Comment les tumeurs métastatiques reprogramment des cellules saines pour faciliter leur dissémination
La mortalité observée dans les cas de cancer du sein est presque exclusivement le résultat de métastases tumorales, processus dans lequel le cancer se propage par le système sanguin ou le système lymphatique pour former de nouvelles tumeurs localisées dans d’autres parties du corps.
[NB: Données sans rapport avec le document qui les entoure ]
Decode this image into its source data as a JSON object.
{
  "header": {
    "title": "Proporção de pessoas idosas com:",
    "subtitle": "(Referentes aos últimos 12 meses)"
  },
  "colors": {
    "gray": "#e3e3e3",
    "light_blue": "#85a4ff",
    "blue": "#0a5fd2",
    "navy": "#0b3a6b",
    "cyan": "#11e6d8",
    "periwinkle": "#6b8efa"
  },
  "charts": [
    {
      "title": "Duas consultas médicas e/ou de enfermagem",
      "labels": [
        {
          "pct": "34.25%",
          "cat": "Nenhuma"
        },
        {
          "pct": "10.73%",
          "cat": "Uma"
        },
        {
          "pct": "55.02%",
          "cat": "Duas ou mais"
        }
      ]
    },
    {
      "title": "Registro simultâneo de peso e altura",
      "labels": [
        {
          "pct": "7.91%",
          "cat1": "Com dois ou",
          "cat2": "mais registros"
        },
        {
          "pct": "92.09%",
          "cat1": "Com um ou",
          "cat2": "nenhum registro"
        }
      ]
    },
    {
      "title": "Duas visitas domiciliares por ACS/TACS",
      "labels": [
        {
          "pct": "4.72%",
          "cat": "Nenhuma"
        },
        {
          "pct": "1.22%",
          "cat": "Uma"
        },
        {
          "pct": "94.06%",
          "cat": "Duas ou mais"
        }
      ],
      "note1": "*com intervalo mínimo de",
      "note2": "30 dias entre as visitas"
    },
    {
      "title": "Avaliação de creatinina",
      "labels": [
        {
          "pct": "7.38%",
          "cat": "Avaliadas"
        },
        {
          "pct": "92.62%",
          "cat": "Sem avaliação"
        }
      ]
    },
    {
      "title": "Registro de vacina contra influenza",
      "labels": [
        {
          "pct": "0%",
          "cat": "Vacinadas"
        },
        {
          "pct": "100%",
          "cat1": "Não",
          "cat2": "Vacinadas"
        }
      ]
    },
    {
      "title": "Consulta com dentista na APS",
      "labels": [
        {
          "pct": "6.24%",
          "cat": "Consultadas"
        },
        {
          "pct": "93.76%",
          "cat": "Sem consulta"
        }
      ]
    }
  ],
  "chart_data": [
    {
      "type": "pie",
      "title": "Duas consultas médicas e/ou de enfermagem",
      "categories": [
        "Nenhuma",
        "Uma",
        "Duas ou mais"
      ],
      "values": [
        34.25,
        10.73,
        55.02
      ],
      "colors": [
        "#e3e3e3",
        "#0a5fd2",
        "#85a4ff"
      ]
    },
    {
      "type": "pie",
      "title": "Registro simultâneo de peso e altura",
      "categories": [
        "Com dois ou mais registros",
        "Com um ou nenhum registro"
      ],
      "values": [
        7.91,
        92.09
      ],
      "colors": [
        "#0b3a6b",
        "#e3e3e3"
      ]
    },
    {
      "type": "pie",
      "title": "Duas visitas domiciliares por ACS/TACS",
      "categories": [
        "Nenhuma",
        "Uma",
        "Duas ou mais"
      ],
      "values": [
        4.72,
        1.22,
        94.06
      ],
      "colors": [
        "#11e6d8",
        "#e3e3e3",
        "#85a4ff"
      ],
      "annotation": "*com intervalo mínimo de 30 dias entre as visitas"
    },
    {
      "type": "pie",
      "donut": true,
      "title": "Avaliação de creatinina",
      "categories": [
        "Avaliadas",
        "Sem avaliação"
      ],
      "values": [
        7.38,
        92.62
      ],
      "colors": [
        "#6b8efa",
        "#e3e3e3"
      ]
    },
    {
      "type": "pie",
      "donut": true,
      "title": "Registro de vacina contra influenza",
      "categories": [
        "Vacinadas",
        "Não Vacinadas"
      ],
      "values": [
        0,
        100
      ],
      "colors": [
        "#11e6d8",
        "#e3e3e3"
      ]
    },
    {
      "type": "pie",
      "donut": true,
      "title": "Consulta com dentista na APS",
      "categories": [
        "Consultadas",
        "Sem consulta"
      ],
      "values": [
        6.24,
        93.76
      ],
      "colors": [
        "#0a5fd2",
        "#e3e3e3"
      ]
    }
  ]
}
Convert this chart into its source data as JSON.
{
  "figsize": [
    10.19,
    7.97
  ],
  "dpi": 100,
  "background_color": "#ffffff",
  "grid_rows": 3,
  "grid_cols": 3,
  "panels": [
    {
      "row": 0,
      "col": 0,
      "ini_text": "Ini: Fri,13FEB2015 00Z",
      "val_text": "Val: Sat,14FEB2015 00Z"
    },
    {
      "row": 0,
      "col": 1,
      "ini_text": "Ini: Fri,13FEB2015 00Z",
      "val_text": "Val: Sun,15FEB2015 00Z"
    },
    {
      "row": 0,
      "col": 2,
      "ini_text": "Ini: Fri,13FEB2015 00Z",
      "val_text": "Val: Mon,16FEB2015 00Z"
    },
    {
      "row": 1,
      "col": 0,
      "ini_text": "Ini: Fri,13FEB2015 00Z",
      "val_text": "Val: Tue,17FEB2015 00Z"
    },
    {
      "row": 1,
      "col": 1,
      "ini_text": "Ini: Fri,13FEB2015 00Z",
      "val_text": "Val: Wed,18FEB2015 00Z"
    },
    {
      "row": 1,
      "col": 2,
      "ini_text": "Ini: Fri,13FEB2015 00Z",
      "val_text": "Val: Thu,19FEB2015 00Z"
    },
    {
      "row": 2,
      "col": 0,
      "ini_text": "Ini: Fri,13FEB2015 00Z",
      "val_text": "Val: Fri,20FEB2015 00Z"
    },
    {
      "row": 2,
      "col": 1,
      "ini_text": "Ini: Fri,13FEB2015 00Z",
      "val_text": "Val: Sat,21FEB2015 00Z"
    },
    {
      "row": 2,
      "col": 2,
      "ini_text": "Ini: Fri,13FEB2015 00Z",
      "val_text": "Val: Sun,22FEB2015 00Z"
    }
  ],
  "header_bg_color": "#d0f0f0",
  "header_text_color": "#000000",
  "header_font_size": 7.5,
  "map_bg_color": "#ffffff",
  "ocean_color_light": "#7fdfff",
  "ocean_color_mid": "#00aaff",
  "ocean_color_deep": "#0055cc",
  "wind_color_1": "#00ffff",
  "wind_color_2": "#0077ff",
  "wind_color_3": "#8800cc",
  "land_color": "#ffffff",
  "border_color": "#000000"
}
Bien que les cancers avancés au stade métastatique soient actuellement incurables, la clé pour les traiter réside dans une meilleure compréhension de la biologie des métastases tumorales. «Les stades précoces des métastases, c’est-à-dire après la résection de la tumeur primitive et avant le diagnostic de nouvelles métastases détectables à l’examen clinique, représentent une “boîte noire” chez les patients humains, ce qui limite notre capacité à prédire ou à prévenir une récidive métastatique» déclare Neta Erez qui dirige le laboratoire de biologie tumorale à l’Université de Tel-Aviv. «Découvrir les mécanismes qui sont à la base du processus métastatique reste actuellement la question la plus importante et la plus urgente dans la recherche sur le cancer; c’est une condition préalable indispensable pour découvrir de nouvelles cibles thérapeutiques.» En travaillant sur le projet MetCAF (Uncovering the Role of Cancer Associated Fibroblasts in Facilitating Breast Cancer Metastasis), financé par l’UE, Neta Erez et son laboratoire ont entrepris de combler cette lacune.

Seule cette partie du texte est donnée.